At first glance, it seems completely unrelated.  Obama playing golf with a high-stakes banker...what does this have to do with health care?

The relevance comes from what it tells us about Obama's psychology.  This is speculative, so take it that way.  Obama is like Isaac Asimov.  Asimov was a science fiction writer, who famously was characterized as being able to write faster than most people can read.  He also was criticized for being unable to portray a character that truly was evil.  The thought was, that he was such a gentle intellectual, that he simply could not even conceive of an evil person, much less portray one.

Perhaps Obama is the same way.  Despite all his experience, he simply cannot understand that some people are just plain evil, or just plain greedy.  He seems to think that if you are nice enough to everyone, they eventually will do the right thing.

Playing gold with a powerful banker, he may think, is fine.  Perhaps some of Obama's good qualities will be imparted to the banker.  He seems to not realize how hazardous it is to be around these people.  Likewise, he does not realize how thoroughly corrupt some industries have become.
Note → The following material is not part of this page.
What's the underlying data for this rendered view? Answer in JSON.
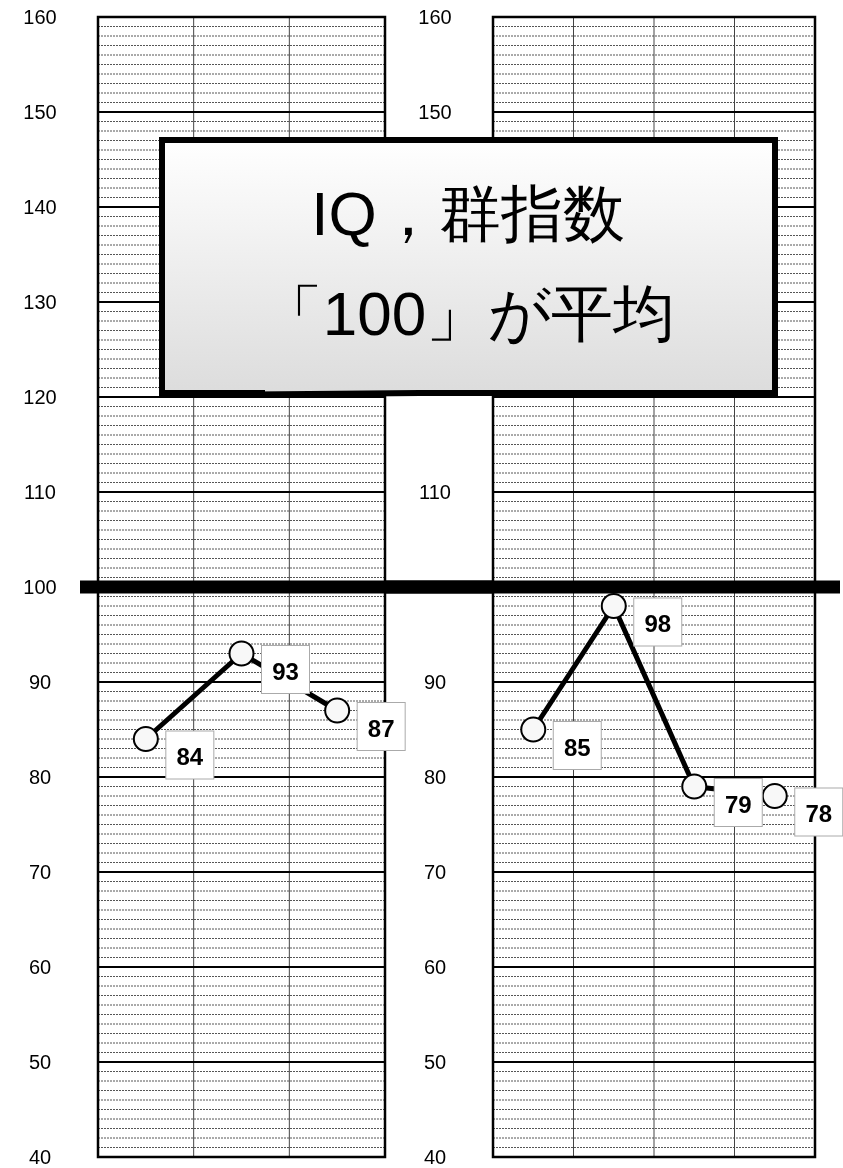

The articles I cited early in this post, seem to indicate that the insurance companies are not serious about reform.  They look at the changes in the system as an opportunity to increase their profits.  This, obviously, makes the health care delivery system less efficient.  It cannot be a good thing. 

We in the USA were shocked in 2008, when schools collapsed in China, during an earthquake.  Other buildings, near the schools, did not collapse.  It was alleged that shoddy construction was the cause.  Activists who tried to investigate were arrested and put on trial for subversion.  We may never know the truth.
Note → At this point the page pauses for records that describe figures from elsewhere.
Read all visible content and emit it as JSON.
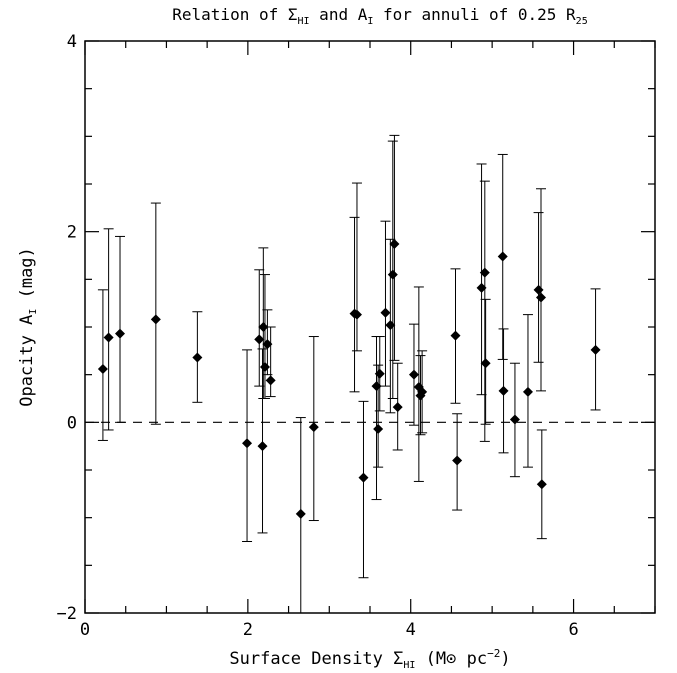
{
  "chart_data": {
    "type": "scatter",
    "title": "Relation of ΣHI and AI for annuli of 0.25 R25",
    "title_parts": {
      "pre": "Relation of Σ",
      "sub1": "HI",
      "mid": " and A",
      "sub2": "I",
      "post": " for annuli of 0.25 R",
      "sub3": "25"
    },
    "xlabel": "Surface Density ΣHI (M⊙ pc⁻²)",
    "xlabel_parts": {
      "pre": "Surface Density Σ",
      "sub": "HI",
      "mid": " (M",
      "sym": "⊙",
      "unit": " pc",
      "sup": "−2",
      "post": ")"
    },
    "ylabel": "Opacity AI (mag)",
    "ylabel_parts": {
      "pre": "Opacity A",
      "sub": "I",
      "post": " (mag)"
    },
    "xlim": [
      0,
      7
    ],
    "ylim": [
      -2,
      4
    ],
    "xticks": [
      0,
      2,
      4,
      6
    ],
    "xtick_labels": [
      "0",
      "2",
      "4",
      "6"
    ],
    "yticks": [
      -2,
      0,
      2,
      4
    ],
    "ytick_labels": [
      "−2",
      "0",
      "2",
      "4"
    ],
    "reference_line": {
      "y": 0,
      "style": "dashed"
    },
    "marker": "diamond",
    "color": "#000000",
    "points": [
      {
        "x": 0.22,
        "y": 0.56,
        "ylo": -0.19,
        "yhi": 1.39
      },
      {
        "x": 0.29,
        "y": 0.89,
        "ylo": -0.08,
        "yhi": 2.03
      },
      {
        "x": 0.43,
        "y": 0.93,
        "ylo": 0.0,
        "yhi": 1.95
      },
      {
        "x": 0.87,
        "y": 1.08,
        "ylo": -0.02,
        "yhi": 2.3
      },
      {
        "x": 1.38,
        "y": 0.68,
        "ylo": 0.21,
        "yhi": 1.16
      },
      {
        "x": 1.99,
        "y": -0.22,
        "ylo": -1.25,
        "yhi": 0.76
      },
      {
        "x": 2.14,
        "y": 0.87,
        "ylo": 0.38,
        "yhi": 1.6
      },
      {
        "x": 2.18,
        "y": -0.25,
        "ylo": -1.16,
        "yhi": 0.77
      },
      {
        "x": 2.19,
        "y": 1.0,
        "ylo": 0.25,
        "yhi": 1.83
      },
      {
        "x": 2.21,
        "y": 0.58,
        "ylo": 0.25,
        "yhi": 1.55
      },
      {
        "x": 2.24,
        "y": 0.82,
        "ylo": 0.5,
        "yhi": 1.18
      },
      {
        "x": 2.28,
        "y": 0.44,
        "ylo": 0.27,
        "yhi": 1.0
      },
      {
        "x": 2.65,
        "y": -0.96,
        "ylo": -2.0,
        "yhi": 0.05
      },
      {
        "x": 2.81,
        "y": -0.05,
        "ylo": -1.03,
        "yhi": 0.9
      },
      {
        "x": 3.31,
        "y": 1.14,
        "ylo": 0.32,
        "yhi": 2.15
      },
      {
        "x": 3.34,
        "y": 1.13,
        "ylo": 0.75,
        "yhi": 2.51
      },
      {
        "x": 3.42,
        "y": -0.58,
        "ylo": -1.63,
        "yhi": 0.22
      },
      {
        "x": 3.58,
        "y": 0.38,
        "ylo": -0.81,
        "yhi": 0.9
      },
      {
        "x": 3.6,
        "y": -0.07,
        "ylo": -0.47,
        "yhi": 0.6
      },
      {
        "x": 3.62,
        "y": 0.51,
        "ylo": 0.12,
        "yhi": 0.9
      },
      {
        "x": 3.69,
        "y": 1.15,
        "ylo": 0.38,
        "yhi": 2.11
      },
      {
        "x": 3.75,
        "y": 1.02,
        "ylo": 0.1,
        "yhi": 1.92
      },
      {
        "x": 3.78,
        "y": 1.55,
        "ylo": 0.25,
        "yhi": 2.95
      },
      {
        "x": 3.8,
        "y": 1.87,
        "ylo": 0.65,
        "yhi": 3.01
      },
      {
        "x": 3.84,
        "y": 0.16,
        "ylo": -0.29,
        "yhi": 0.62
      },
      {
        "x": 4.04,
        "y": 0.5,
        "ylo": -0.03,
        "yhi": 1.03
      },
      {
        "x": 4.1,
        "y": 0.37,
        "ylo": -0.62,
        "yhi": 1.42
      },
      {
        "x": 4.12,
        "y": 0.28,
        "ylo": -0.13,
        "yhi": 0.7
      },
      {
        "x": 4.14,
        "y": 0.32,
        "ylo": -0.11,
        "yhi": 0.75
      },
      {
        "x": 4.55,
        "y": 0.91,
        "ylo": 0.2,
        "yhi": 1.61
      },
      {
        "x": 4.57,
        "y": -0.4,
        "ylo": -0.92,
        "yhi": 0.09
      },
      {
        "x": 4.87,
        "y": 1.41,
        "ylo": 0.29,
        "yhi": 2.71
      },
      {
        "x": 4.91,
        "y": 1.57,
        "ylo": -0.2,
        "yhi": 2.53
      },
      {
        "x": 4.92,
        "y": 0.62,
        "ylo": -0.02,
        "yhi": 1.29
      },
      {
        "x": 5.13,
        "y": 1.74,
        "ylo": 0.66,
        "yhi": 2.81
      },
      {
        "x": 5.14,
        "y": 0.33,
        "ylo": -0.32,
        "yhi": 0.98
      },
      {
        "x": 5.28,
        "y": 0.03,
        "ylo": -0.57,
        "yhi": 0.62
      },
      {
        "x": 5.44,
        "y": 0.32,
        "ylo": -0.47,
        "yhi": 1.13
      },
      {
        "x": 5.57,
        "y": 1.39,
        "ylo": 0.63,
        "yhi": 2.2
      },
      {
        "x": 5.6,
        "y": 1.31,
        "ylo": 0.33,
        "yhi": 2.45
      },
      {
        "x": 5.61,
        "y": -0.65,
        "ylo": -1.22,
        "yhi": -0.08
      },
      {
        "x": 6.27,
        "y": 0.76,
        "ylo": 0.13,
        "yhi": 1.4
      }
    ]
  }
}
What this illustrates, and the way it relates to the health care situation, is this: The construction companies allegedly used substandard materials. 
"These buildings just weren't made for that powerful of a quake. Some don't even meet the basic specifications," said Dai Jun, a structural engineer and concrete specialist in Chengdu who was surveying damage in the area.

That increased their profits.  Now, I have nothing against profits in general.  But when lives are lost, and profits are excessive, there is something wrong with the system. 
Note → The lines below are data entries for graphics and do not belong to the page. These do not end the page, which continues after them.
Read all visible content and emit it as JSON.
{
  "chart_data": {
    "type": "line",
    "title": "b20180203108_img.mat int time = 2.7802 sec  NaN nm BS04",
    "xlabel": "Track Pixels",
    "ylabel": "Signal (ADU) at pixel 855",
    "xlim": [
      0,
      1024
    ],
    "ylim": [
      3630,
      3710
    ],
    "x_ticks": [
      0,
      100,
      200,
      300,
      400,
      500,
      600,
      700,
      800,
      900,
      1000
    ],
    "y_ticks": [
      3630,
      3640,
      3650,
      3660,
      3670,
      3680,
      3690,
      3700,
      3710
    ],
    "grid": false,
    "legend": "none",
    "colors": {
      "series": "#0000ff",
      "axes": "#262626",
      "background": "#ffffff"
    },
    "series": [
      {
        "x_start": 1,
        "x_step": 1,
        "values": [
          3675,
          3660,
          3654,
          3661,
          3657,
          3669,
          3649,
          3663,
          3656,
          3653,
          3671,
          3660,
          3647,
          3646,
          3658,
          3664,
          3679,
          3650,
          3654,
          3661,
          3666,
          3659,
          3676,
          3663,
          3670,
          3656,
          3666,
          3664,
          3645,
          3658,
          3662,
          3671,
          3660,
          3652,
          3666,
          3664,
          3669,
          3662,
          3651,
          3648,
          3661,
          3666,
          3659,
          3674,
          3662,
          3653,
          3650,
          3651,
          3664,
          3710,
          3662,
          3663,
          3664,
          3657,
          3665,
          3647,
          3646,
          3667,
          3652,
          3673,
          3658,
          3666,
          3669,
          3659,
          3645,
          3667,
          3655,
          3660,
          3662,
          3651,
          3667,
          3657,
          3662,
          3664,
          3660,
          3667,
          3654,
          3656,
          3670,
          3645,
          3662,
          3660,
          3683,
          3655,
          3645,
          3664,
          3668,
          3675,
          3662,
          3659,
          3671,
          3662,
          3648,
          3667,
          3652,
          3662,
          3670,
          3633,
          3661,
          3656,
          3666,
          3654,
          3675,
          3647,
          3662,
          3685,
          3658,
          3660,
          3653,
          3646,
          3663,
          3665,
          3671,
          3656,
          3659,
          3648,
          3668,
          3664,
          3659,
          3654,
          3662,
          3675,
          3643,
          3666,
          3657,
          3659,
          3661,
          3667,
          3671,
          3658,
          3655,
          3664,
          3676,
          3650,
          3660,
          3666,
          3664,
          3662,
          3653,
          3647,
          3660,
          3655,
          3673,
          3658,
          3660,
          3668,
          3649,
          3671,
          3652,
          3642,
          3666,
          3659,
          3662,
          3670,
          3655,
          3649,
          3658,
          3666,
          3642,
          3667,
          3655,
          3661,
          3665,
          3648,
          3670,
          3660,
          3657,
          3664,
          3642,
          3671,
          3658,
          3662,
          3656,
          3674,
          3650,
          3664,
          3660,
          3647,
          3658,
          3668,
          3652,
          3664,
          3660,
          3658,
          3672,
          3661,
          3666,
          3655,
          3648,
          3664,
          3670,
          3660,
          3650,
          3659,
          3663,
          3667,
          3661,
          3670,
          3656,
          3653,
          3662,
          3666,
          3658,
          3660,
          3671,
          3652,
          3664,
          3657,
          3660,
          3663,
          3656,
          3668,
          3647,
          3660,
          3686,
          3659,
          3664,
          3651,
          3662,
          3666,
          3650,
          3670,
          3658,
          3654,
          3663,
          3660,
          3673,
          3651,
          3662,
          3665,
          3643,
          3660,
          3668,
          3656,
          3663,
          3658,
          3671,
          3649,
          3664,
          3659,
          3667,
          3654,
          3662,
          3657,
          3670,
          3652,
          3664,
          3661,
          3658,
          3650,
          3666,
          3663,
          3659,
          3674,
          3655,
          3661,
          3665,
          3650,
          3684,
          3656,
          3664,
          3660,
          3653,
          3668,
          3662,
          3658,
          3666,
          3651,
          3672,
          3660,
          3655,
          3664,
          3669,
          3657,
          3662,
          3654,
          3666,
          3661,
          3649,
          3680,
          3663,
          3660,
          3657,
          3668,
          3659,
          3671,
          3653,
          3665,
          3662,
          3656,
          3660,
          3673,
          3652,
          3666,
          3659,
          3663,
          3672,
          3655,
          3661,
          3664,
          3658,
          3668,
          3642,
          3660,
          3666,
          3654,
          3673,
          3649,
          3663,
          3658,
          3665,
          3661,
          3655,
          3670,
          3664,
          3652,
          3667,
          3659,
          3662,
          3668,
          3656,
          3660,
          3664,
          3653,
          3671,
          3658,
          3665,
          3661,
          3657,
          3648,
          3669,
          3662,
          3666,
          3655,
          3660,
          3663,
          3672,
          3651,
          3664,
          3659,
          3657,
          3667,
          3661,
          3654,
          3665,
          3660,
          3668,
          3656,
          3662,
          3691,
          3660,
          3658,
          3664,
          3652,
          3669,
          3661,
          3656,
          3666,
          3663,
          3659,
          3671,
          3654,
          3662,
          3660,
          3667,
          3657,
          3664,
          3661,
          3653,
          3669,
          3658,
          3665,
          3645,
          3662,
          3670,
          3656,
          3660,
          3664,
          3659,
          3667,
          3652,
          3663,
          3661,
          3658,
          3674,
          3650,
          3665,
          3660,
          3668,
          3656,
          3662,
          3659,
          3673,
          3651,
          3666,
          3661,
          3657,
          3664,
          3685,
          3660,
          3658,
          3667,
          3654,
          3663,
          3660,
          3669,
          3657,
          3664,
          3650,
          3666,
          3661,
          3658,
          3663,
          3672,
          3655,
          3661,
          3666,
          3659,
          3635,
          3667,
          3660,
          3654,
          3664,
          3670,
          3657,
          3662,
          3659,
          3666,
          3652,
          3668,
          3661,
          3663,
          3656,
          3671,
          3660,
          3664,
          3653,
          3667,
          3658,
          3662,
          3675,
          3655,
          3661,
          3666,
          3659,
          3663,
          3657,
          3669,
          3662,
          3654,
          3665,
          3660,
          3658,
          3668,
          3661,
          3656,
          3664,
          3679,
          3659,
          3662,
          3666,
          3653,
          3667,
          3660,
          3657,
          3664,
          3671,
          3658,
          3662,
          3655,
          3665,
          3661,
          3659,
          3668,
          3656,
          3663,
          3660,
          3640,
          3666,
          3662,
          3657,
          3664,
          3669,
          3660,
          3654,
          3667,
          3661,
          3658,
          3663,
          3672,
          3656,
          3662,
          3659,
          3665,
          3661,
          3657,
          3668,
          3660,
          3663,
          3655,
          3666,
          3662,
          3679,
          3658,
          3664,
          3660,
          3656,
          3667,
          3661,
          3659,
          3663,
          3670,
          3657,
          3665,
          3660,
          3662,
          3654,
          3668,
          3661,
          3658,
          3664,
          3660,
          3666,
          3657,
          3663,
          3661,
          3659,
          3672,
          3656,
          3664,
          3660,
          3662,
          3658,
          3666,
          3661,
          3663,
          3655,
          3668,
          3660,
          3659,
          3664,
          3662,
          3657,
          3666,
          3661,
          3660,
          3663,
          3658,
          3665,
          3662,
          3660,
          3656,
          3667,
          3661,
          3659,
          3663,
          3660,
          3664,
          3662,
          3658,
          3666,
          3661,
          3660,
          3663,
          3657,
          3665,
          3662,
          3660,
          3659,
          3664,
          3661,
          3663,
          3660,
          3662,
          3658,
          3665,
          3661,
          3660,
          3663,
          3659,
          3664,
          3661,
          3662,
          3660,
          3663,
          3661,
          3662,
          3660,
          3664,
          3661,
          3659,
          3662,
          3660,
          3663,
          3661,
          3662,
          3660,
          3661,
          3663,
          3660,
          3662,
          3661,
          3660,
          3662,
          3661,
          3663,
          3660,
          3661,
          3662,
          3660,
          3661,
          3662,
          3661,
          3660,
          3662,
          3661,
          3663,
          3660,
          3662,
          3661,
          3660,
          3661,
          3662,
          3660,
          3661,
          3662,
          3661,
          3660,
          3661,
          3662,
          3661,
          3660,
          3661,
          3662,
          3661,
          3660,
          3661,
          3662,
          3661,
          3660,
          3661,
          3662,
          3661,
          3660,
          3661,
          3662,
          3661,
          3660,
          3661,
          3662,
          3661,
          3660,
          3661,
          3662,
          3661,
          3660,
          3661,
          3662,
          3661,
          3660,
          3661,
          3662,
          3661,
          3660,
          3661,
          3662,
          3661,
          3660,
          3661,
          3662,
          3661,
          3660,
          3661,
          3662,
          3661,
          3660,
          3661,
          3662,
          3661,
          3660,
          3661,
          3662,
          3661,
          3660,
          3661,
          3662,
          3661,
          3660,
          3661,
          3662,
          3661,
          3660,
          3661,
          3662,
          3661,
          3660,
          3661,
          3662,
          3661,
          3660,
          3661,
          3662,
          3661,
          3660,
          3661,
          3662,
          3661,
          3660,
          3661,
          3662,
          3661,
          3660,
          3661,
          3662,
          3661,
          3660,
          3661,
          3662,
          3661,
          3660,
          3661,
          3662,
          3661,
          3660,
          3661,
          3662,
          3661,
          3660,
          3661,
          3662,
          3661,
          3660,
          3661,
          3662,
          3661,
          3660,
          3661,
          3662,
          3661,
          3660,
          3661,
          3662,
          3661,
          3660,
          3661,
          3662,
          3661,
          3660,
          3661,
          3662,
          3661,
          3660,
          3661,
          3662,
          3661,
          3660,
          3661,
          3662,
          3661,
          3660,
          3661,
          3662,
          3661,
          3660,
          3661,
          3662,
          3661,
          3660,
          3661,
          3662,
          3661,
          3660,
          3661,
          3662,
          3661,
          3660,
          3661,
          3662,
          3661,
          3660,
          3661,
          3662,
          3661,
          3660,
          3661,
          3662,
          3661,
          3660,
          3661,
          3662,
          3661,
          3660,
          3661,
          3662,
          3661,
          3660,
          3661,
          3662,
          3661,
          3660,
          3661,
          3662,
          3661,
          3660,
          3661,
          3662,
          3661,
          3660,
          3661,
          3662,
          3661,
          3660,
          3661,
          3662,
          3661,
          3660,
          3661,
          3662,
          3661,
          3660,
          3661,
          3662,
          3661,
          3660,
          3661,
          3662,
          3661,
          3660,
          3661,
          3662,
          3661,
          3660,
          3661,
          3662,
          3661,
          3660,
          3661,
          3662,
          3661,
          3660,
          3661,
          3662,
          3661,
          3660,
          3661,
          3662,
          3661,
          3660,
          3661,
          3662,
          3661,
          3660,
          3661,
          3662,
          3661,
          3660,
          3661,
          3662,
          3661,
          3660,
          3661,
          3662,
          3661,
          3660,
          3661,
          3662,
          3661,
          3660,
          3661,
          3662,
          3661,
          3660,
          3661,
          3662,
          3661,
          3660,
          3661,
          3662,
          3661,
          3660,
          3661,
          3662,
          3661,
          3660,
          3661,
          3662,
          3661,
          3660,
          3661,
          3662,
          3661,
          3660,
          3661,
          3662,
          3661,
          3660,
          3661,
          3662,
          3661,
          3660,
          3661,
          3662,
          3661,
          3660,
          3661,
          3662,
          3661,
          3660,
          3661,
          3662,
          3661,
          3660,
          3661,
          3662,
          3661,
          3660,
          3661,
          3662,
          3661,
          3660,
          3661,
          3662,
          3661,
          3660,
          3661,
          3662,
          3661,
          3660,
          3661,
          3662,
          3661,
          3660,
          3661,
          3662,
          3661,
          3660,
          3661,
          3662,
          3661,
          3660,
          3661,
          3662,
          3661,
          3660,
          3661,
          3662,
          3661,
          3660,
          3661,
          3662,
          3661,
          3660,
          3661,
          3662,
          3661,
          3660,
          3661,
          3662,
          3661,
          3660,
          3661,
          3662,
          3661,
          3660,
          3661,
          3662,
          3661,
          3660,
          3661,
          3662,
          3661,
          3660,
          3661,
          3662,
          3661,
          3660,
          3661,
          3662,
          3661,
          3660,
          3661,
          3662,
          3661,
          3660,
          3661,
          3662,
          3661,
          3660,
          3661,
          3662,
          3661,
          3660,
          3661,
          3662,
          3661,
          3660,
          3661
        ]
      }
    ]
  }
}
Bill McCamley pointed out, corruption can kill people.

I realize that there is a gray area here. It is easy to call someone else's profit excessive.  But when a top executive is making $100,000 per hour, using insurance premiums that people paid with the expectation that a fair portion would go toward their medical expenses, that is excessive.  The Truthdig and LA Times articles indicate that the situation may get worse, not better.  That is why I can't honestly call the proposed changes reforms

From the Truthdig article:
The Democrats are collaborating with lobbyists for the insurance industry, the pharmaceutical industry and for-profit health care providers to craft the current health care reform legislation. "Corporate and industry players are inside the tent this time," says David Merritt, project director at Newt Gingrich's Center for Health Transformation, "so there is a vacuum on the outside." And these lobbyists have already killed a viable public option and made sure nothing in the bills will impede their growing profits and capacity for abuse.

"It will basically be a government law that says you have to buy their defective product," says Dr. David Himmelstein, a professor at Harvard Medical School and a founder of Physicians for a National Health Plan. [link added]

Is it odd that someone from Newt Gingrich's Center for Health Transformation would be opposed to the same thing that Dennis Kucinich opposes?  Not really.  Gingrich's group is all about free market solutions.  The current proposals have nothing to do with free market principles, rhetoric notwithstanding.  Government protection of private profits is something that neither the free-market types, nor the progressive types, can abide.